Das ist alles nett anzuschauen und sehr unterhaltsam, aber ist es auch mehr als das? Durchaus. Der feministische Impetus durchzieht die ganze Serie; ohne ihn hätte das ganze Unternehmen wenig Sinn. Allerdings muss man zugeben, dass die bösartige Misogynie, der sich die wirkliche Lidia Poët ausgesetzt sah, in der Serie eher verniedlicht wird. Poëts Gegner führten allen Ernstes aus, dass Frauen keine Rechtsanwältinnen sein könnten »wegen ihrer Natur, physischen Beschaffenheit, der täglichen Unteilbarkeit ihrer Person von den möglichen Konsequenzen ihrer Eingeweide und im Allgemeinen wegen des Mangels an angemessenen intellektuellen und moralischen Stärken, Festigkeit, Beständigkeit, Ernsthaftigkeit«. In letzter Konsequenz leugnet eine solche »Argumentation« nicht nur die Vernunftfähigkeit von Frauen, sondern sogar, dass sie im vollen Sinne Menschen sind. Ein Turin des ausgehenden 19. Jahrhunderts zu zeigen, in dem solche Reden ernst genommen wurden, wäre für ein Massenpublikum vielleicht doch zu starker Tobak.
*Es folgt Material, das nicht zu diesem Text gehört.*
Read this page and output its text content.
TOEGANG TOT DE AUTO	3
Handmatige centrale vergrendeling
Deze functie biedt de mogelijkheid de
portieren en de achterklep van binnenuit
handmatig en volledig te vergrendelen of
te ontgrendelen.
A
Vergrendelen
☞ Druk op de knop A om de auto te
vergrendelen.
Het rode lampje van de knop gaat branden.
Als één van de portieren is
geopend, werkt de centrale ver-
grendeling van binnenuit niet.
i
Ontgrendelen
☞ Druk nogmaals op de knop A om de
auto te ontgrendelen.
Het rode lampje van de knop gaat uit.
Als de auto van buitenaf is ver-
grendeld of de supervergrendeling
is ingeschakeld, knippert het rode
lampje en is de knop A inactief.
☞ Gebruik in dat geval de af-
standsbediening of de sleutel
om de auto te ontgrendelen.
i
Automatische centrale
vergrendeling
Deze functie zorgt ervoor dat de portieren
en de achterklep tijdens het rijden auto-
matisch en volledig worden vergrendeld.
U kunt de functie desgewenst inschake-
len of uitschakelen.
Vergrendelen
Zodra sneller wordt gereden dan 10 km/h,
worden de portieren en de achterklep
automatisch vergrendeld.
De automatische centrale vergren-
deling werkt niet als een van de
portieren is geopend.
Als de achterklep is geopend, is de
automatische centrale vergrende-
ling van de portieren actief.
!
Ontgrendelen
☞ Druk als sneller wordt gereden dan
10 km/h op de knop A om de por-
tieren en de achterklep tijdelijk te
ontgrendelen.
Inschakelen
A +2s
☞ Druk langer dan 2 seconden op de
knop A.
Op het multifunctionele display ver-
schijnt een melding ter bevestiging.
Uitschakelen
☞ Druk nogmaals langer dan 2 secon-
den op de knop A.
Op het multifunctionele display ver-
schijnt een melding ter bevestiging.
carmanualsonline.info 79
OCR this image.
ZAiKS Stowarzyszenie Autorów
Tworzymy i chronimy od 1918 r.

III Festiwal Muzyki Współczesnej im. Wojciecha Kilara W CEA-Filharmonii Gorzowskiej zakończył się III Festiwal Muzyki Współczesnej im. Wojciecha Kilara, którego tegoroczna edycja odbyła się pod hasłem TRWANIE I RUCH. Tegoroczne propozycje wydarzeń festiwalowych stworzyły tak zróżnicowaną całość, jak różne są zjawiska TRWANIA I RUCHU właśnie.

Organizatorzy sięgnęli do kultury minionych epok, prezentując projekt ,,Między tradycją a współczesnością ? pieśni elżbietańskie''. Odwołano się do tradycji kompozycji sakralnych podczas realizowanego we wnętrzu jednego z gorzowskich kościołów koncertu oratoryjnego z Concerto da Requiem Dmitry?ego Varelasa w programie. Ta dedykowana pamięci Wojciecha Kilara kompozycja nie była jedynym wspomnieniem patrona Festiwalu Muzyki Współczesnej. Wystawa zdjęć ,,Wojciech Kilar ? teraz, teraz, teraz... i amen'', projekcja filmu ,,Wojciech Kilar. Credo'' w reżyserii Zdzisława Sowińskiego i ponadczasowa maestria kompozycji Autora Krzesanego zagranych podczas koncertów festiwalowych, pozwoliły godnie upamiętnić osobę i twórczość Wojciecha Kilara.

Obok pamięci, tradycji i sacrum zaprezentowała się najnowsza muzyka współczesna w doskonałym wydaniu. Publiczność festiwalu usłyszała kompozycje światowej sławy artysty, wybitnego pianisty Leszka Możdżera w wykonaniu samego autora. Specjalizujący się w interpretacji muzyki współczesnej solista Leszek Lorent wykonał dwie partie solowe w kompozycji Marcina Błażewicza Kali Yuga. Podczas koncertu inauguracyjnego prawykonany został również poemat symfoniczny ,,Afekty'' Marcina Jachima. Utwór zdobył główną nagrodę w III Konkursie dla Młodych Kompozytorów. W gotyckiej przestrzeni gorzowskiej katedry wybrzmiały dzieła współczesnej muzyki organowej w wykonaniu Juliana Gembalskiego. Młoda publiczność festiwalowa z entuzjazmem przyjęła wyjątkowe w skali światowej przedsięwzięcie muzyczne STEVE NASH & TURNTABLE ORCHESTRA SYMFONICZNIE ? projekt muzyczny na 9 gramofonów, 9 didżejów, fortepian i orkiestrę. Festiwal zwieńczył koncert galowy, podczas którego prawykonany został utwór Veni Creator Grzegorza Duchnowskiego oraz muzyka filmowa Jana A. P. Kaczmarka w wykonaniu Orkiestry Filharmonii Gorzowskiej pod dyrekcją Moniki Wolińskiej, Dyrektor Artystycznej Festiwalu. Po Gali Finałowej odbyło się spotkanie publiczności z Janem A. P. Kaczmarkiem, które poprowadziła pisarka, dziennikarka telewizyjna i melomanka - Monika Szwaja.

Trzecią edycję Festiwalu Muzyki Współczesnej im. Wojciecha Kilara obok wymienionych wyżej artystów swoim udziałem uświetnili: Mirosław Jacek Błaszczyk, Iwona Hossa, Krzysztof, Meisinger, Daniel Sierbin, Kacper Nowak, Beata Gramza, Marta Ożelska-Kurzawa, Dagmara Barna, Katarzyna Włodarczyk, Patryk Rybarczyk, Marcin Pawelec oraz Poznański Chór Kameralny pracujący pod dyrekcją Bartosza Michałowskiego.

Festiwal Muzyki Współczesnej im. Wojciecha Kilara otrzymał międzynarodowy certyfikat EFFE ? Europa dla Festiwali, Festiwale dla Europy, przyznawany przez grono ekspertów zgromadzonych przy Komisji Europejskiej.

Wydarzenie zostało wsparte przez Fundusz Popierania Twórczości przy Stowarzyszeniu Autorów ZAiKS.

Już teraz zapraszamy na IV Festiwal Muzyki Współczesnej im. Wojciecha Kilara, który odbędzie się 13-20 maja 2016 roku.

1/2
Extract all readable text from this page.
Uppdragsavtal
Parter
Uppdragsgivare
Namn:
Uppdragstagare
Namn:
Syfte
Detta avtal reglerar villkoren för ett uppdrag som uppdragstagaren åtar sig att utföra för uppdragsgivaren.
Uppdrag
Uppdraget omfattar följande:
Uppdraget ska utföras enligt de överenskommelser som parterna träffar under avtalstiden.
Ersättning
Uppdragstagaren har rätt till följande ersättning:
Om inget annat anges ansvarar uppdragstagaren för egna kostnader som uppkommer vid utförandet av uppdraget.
Neben dem Feminismus werden auch Klassenfragen verhandelt. Lidia Poët wohnt bei ihrem Bruder und seiner Familie, während sie ihre Fälle als seine Assistentin löst und auf ihr Berufungsverfahren wartet. Marianna, die Tochter des Hauses, bewundert ihre mutige Tante über alle Maßen und möchte so frei und unabhängig sein wie sie. Dazu gehört auch, dass sie sich in den Gärtnergehilfen verguckt und mit ihm erste Liebeserfahrungen sammelt – zum absoluten Entsetzen ihrer Mutter Teresa. Hinter Mariannas Rücken fasst Teresa einen Plan: Sie will den Gärtnergehilfen bestechen, damit der Marianna verlässt. Die Szene, in der Teresa den Umschlag mit dem Geld überreicht und der Gehilfe ihn annimmt, ist die zureffendste der ganzen Serie. Später kann dann Teresa die untröstliche Marianna in ihre mütterlichen Arme nehmen, im Bewusstsein, ihre Tochter durch eine niederträchtige Intrige vor der Verbindung mit einem Hilfsarbeiter bewahrt zu haben.
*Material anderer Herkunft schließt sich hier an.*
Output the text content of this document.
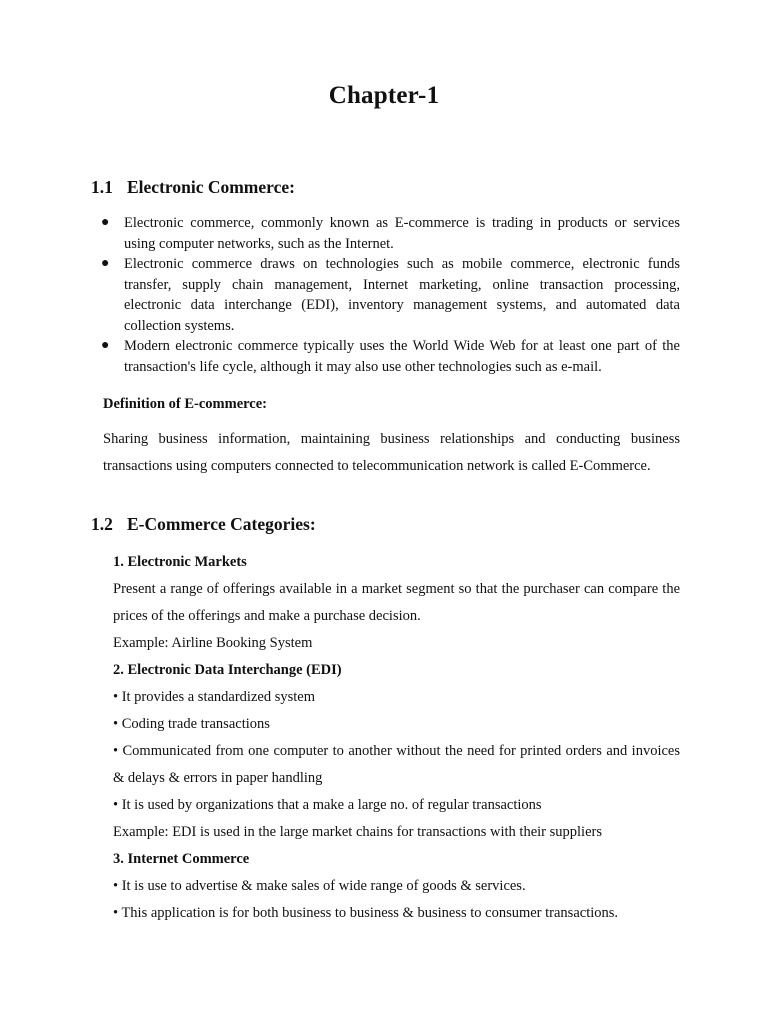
Chapter-1
1.1 Electronic Commerce:
● Electronic commerce, commonly known as E-commerce is trading in products or services using computer networks, such as the Internet.
● Electronic commerce draws on technologies such as mobile commerce, electronic funds transfer, supply chain management, Internet marketing, online transaction processing, electronic data interchange (EDI), inventory management systems, and automated data collection systems.
● Modern electronic commerce typically uses the World Wide Web for at least one part of the transaction's life cycle, although it may also use other technologies such as e-mail.
Definition of E-commerce:
Sharing business information, maintaining business relationships and conducting business transactions using computers connected to telecommunication network is called E-Commerce.
1.2 E-Commerce Categories:
1. Electronic Markets
Present a range of offerings available in a market segment so that the purchaser can compare the prices of the offerings and make a purchase decision.
Example: Airline Booking System
2. Electronic Data Interchange (EDI)
• It provides a standardized system
• Coding trade transactions
• Communicated from one computer to another without the need for printed orders and invoices & delays & errors in paper handling
• It is used by organizations that a make a large no. of regular transactions
Example: EDI is used in the large market chains for transactions with their suppliers
3. Internet Commerce
• It is use to advertise & make sales of wide range of goods & services.
• This application is for both business to business & business to consumer transactions.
Dass der Anarchismus als eine starke politische Strömung im Italien des ausgehenden 19. Jahrhunderts überhaupt vorkommt, ist an sich schon erstaunlich – aber leider hat man hier eine Chance vertan. Verschiedene Figuren in der Serie liebäugeln mit anarchistischen Positionen, aber als tatsächlich ein aktiver, revolutionärer Anarchist auftritt, ist er natürlich ein messerschwingender Killer, der an einer Verräterin blutige Rache genommen hat. Wie leicht wäre es gewesen, zum Beispiel Errico Malatesta als Figur einzuführen, der nachweislich 1883 in Florenz aktiv war – eine Tagesreise mit der Bahn von Turin entfernt. Es ist offensichtlich, dass die Filmfigur Lidia Poët als die bessere, akzeptablere Kämpferin gegen Ungerechtigkeit, Herrschaft und Unterdrückung präsentiert werden soll.
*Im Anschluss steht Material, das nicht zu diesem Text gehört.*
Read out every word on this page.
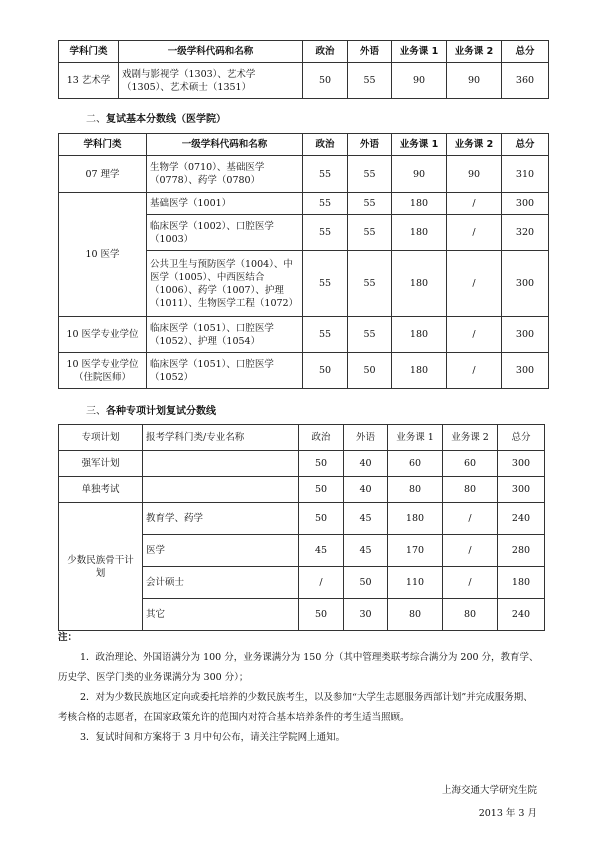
学科门类	一级学科代码和名称	政治	外语	业务课 1	业务课 2	总分
13 艺术学	戏剧与影视学（1303）、艺术学（1305）、艺术硕士（1351）	50	55	90	90	360
二、复试基本分数线（医学院）
学科门类	一级学科代码和名称	政治	外语	业务课 1	业务课 2	总分
07 理学	生物学（0710）、基础医学（0778）、药学（0780）	55	55	90	90	310
10 医学	基础医学（1001）	55	55	180	/	300
	临床医学（1002）、口腔医学（1003）	55	55	180	/	320
	公共卫生与预防医学（1004）、中医学（1005）、中西医结合（1006）、药学（1007）、护理（1011）、生物医学工程（1072）	55	55	180	/	300
10 医学专业学位	临床医学（1051）、口腔医学（1052）、护理（1054）	55	55	180	/	300
10 医学专业学位（住院医师）	临床医学（1051）、口腔医学（1052）	50	50	180	/	300
三、各种专项计划复试分数线
专项计划	报考学科门类/专业名称	政治	外语	业务课 1	业务课 2	总分
强军计划		50	40	60	60	300
单独考试		50	40	80	80	300
少数民族骨干计划	教育学、药学	50	45	180	/	240
	医学	45	45	170	/	280
	会计硕士	/	50	110	/	180
	其它	50	30	80	80	240
注：

1．政治理论、外国语满分为 100 分，业务课满分为 150 分（其中管理类联考综合满分为 200 分，教育学、历史学、医学门类的业务课满分为 300 分）；

2．对为少数民族地区定向或委托培养的少数民族考生，以及参加“大学生志愿服务西部计划”并完成服务期、考核合格的志愿者，在国家政策允许的范围内对符合基本培养条件的考生适当照顾。

3．复试时间和方案将于 3 月中旬公布，请关注学院网上通知。

上海交通大学研究生院
2013 年 3 月
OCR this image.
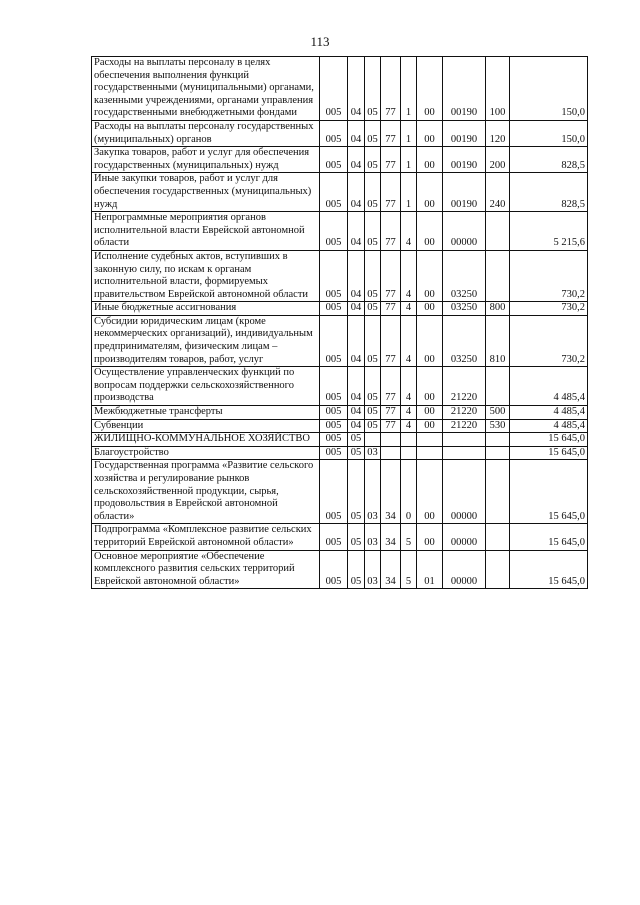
113
Расходы на выплаты персоналу в целях обеспечения выполнения функций государственными (муниципальными) органами, казенными учреждениями, органами управления государственными внебюджетными фондами	005	04	05	77	1	00	00190	100	150,0
Расходы на выплаты персоналу государственных (муниципальных) органов	005	04	05	77	1	00	00190	120	150,0
Закупка товаров, работ и услуг для обеспечения государственных (муниципальных) нужд	005	04	05	77	1	00	00190	200	828,5
Иные закупки товаров, работ и услуг для обеспечения государственных (муниципальных) нужд	005	04	05	77	1	00	00190	240	828,5
Непрограммные мероприятия органов исполнительной власти Еврейской автономной области	005	04	05	77	4	00	00000		5 215,6
Исполнение судебных актов, вступивших в законную силу, по искам к органам исполнительной власти, формируемых правительством Еврейской автономной области	005	04	05	77	4	00	03250		730,2
Иные бюджетные ассигнования	005	04	05	77	4	00	03250	800	730,2
Субсидии юридическим лицам (кроме некоммерческих организаций), индивидуальным предпринимателям, физическим лицам – производителям товаров, работ, услуг	005	04	05	77	4	00	03250	810	730,2
Осуществление управленческих функций по вопросам поддержки сельскохозяйственного производства	005	04	05	77	4	00	21220		4 485,4
Межбюджетные трансферты	005	04	05	77	4	00	21220	500	4 485,4
Субвенции	005	04	05	77	4	00	21220	530	4 485,4
ЖИЛИЩНО-КОММУНАЛЬНОЕ ХОЗЯЙСТВО	005	05							15 645,0
Благоустройство	005	05	03						15 645,0
Государственная программа «Развитие сельского хозяйства и регулирование рынков сельскохозяйственной продукции, сырья, продовольствия в Еврейской автономной области»	005	05	03	34	0	00	00000		15 645,0
Подпрограмма «Комплексное развитие сельских территорий Еврейской автономной области»	005	05	03	34	5	00	00000		15 645,0
Основное мероприятие «Обеспечение комплексного развития сельских территорий Еврейской автономной области»	005	05	03	34	5	01	00000		15 645,0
Aber vielleicht muss man sich vor Augen halten, dass man es hier mit einer Unterhaltungsserie von Netflix zu tun hat, die an den Lebenslauf einer emanzipatorischen Vorkämpferin des 19. Jahrhunderts angelehnt ist, und nicht mit einem Dokudrama, das diesen Lebenslauf realistisch Stück für Stück abschreitet. Sofern es darum geht, der historischen Lidia Poët trotz Fiktionalisierung ein wenig Gerechtigkeit widerfahren zu lassen, macht die Serie ihre Sache ziemlich gut. Ohnehin ist es wichtig, dass man mehr von den vergessenen Frauen hört, ob sie nun Fanny Hensel, Rosalind Franklin oder Lidia Poët hießen.
»Das Gesetz nach Lidia Poët« kann bei Netflix gestreamt werden.